Final answer:
To address this problem, we must apply Coulomb's law for the electrostatic force and Newton's law of universal gravitation to find the forces on charged spheres, and then use Newton's laws of motion to determine their resultant movements and the conditions for equilibrium points.
Step-by-step explanation:
The question asks to determine the forces acting on charged spheres placed on or near a circular track, the motion that results from these forces, and potential equilibrium points on the track. To answer this question, we use Newton's laws of motion, Coulomb's law for electric forces, and the universal law of gravitation.
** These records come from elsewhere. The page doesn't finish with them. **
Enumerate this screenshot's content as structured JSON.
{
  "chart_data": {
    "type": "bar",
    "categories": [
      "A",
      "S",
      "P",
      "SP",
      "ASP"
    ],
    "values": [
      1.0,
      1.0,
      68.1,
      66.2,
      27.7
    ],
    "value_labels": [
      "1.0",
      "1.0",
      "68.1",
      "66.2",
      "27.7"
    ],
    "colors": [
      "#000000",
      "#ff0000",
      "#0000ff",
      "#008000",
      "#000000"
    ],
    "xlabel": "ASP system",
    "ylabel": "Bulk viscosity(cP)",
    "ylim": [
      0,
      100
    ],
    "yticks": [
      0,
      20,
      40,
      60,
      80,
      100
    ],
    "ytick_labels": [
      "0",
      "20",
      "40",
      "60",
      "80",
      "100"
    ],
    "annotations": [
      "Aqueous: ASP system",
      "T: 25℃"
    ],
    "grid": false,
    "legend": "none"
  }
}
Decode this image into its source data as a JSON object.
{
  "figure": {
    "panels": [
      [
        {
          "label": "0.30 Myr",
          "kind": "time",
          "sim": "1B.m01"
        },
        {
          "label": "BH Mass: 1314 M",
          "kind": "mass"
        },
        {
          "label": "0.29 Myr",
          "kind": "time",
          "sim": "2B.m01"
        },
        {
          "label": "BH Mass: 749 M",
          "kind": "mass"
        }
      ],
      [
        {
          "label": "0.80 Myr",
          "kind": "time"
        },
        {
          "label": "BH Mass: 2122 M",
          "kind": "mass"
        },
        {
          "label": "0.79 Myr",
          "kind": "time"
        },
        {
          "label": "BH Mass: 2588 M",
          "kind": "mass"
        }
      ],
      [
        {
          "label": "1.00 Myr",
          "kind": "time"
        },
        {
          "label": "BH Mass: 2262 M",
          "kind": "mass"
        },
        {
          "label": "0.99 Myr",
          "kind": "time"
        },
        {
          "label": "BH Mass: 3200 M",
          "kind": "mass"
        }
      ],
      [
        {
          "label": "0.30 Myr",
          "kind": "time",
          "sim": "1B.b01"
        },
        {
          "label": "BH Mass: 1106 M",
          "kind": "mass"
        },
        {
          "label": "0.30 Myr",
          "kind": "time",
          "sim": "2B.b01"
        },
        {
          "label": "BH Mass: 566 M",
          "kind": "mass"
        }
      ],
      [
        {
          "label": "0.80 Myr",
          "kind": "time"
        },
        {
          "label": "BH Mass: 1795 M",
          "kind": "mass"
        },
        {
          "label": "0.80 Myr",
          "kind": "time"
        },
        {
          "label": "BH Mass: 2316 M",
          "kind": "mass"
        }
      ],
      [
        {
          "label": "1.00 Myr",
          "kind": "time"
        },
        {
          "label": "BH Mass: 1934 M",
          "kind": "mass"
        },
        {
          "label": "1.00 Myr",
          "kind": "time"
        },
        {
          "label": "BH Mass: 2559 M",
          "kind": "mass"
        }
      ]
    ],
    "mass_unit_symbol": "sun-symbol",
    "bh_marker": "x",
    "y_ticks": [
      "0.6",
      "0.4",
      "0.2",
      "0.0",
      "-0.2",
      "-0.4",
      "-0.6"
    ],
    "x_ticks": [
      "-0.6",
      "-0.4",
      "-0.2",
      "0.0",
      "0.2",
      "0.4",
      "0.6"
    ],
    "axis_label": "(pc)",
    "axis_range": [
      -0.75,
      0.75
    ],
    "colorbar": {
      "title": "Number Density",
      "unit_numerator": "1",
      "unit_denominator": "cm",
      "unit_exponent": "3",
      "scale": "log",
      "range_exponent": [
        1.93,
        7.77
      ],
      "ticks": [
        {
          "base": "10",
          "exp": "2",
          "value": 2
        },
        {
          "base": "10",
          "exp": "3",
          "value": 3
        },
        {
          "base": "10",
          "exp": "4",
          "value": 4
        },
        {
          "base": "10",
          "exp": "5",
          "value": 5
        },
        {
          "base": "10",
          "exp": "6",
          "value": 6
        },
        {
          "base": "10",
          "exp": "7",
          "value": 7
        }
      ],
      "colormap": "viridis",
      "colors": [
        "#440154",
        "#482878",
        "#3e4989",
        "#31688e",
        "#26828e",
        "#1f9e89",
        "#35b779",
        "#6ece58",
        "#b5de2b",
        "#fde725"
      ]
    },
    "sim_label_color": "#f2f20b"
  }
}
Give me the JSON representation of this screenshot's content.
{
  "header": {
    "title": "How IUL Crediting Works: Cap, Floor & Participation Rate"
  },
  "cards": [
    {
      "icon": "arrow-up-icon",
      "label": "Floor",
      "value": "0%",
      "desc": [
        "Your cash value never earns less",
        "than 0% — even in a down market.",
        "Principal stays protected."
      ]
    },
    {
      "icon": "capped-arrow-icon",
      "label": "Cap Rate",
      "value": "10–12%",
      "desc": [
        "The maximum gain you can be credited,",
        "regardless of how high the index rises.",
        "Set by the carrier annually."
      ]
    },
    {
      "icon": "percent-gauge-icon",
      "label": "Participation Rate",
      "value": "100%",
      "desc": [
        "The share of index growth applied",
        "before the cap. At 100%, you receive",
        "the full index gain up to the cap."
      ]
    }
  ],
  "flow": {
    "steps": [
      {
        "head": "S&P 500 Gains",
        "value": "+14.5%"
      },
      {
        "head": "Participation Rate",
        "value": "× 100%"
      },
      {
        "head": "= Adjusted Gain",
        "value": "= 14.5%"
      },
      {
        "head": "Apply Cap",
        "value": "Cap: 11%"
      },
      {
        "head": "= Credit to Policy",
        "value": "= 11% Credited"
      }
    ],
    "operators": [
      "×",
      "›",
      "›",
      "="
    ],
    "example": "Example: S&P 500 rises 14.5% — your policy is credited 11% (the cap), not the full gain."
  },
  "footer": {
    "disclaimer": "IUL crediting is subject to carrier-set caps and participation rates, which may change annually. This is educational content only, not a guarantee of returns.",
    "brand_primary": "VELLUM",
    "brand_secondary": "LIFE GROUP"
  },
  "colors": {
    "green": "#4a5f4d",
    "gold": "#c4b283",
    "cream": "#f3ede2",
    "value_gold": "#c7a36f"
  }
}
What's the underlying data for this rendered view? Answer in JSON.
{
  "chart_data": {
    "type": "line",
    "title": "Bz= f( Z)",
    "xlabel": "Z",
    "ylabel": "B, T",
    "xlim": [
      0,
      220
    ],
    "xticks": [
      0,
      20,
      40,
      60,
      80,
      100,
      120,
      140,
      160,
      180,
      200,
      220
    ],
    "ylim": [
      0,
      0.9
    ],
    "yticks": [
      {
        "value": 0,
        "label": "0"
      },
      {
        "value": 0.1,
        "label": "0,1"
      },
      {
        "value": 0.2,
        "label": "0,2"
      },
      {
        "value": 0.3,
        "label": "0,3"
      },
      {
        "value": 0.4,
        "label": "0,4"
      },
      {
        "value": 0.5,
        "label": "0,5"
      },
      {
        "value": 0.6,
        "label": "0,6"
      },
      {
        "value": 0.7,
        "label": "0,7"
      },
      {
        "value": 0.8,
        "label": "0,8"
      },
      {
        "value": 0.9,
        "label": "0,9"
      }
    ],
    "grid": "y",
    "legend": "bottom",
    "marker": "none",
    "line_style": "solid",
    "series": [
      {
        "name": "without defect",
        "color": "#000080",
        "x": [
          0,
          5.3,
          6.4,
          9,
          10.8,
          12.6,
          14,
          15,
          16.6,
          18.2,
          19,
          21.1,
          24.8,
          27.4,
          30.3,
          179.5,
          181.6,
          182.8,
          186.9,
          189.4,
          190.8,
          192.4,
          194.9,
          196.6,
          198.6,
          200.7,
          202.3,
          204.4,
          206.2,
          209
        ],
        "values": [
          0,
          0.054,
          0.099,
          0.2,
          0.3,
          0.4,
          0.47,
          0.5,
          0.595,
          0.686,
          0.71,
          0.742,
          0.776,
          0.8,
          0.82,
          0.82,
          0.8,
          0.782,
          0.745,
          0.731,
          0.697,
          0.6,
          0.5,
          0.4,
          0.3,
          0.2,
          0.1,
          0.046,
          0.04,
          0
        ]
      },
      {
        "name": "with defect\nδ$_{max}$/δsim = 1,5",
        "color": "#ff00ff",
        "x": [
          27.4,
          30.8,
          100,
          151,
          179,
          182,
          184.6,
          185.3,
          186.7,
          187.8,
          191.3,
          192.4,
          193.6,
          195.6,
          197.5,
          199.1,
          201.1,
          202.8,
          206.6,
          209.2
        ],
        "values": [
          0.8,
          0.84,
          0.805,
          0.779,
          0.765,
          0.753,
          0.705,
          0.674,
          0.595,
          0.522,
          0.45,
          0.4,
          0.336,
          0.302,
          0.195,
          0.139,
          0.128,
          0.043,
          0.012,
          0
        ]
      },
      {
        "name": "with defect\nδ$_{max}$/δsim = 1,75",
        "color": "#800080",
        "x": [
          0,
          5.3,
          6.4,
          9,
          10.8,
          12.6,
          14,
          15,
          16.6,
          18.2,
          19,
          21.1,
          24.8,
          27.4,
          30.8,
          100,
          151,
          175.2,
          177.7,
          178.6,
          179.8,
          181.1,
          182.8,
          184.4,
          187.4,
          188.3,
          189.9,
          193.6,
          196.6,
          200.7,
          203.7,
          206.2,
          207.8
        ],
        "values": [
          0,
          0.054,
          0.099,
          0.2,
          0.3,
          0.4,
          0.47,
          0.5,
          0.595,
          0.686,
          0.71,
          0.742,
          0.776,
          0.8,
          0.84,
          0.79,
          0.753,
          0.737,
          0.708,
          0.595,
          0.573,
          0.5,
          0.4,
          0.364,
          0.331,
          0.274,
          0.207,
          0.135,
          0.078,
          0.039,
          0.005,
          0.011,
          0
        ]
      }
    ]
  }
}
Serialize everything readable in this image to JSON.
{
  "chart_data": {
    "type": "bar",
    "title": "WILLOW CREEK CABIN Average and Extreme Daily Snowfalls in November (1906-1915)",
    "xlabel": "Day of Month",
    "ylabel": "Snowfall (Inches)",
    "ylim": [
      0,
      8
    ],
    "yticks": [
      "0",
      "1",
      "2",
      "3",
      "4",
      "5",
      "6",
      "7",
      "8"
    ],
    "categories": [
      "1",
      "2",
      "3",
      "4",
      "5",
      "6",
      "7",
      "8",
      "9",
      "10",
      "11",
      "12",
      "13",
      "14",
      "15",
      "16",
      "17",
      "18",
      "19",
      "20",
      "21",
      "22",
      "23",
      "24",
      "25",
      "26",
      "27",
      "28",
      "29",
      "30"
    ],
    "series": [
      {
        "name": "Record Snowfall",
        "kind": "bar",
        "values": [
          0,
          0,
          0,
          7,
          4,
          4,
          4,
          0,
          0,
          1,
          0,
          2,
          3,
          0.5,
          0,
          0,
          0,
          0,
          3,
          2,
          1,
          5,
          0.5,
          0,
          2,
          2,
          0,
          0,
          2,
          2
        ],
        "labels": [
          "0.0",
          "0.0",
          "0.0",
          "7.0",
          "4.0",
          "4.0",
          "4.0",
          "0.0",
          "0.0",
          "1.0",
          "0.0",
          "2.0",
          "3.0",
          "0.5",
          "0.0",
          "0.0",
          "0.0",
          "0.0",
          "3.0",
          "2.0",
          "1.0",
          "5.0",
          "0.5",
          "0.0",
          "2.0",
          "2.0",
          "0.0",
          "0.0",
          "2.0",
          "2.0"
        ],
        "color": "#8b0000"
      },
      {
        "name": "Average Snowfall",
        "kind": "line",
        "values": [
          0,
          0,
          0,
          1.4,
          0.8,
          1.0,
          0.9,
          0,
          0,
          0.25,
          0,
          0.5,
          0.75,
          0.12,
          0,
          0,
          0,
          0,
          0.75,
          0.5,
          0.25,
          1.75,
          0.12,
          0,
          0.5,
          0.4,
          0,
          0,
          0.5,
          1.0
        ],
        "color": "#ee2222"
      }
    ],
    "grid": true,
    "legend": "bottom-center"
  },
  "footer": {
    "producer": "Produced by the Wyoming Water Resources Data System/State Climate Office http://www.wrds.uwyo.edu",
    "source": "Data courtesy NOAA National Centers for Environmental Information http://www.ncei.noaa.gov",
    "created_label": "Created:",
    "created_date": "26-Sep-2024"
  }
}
Initially, we find the electrostatic force using Coulomb's law, F = k |q1 * q2| / r^2, where k is Coulomb's constant, q1 and q2 are the charges on the spheres, and r is the distance between them. Then, we calculate the gravitational force using Newton's law of universal gravitation, F = G * m1 * m2 / r^2, where G is the gravitational constant, m1 and m2 are the masses of the spheres, and r is again the distance between them. The acceleration of the spheres due to these forces can be determined by applying Newton's second law, F = m * a, where m is the mass of the sphere and a is its acceleration.
To find the equilibrium points, we set the net force to zero and solve for the positions where the electric and gravitational forces cancel each other out. In positions where the net force is not zero, the sphere will move, and its final speed can be found using kinematic equations if it has a constant acceleration.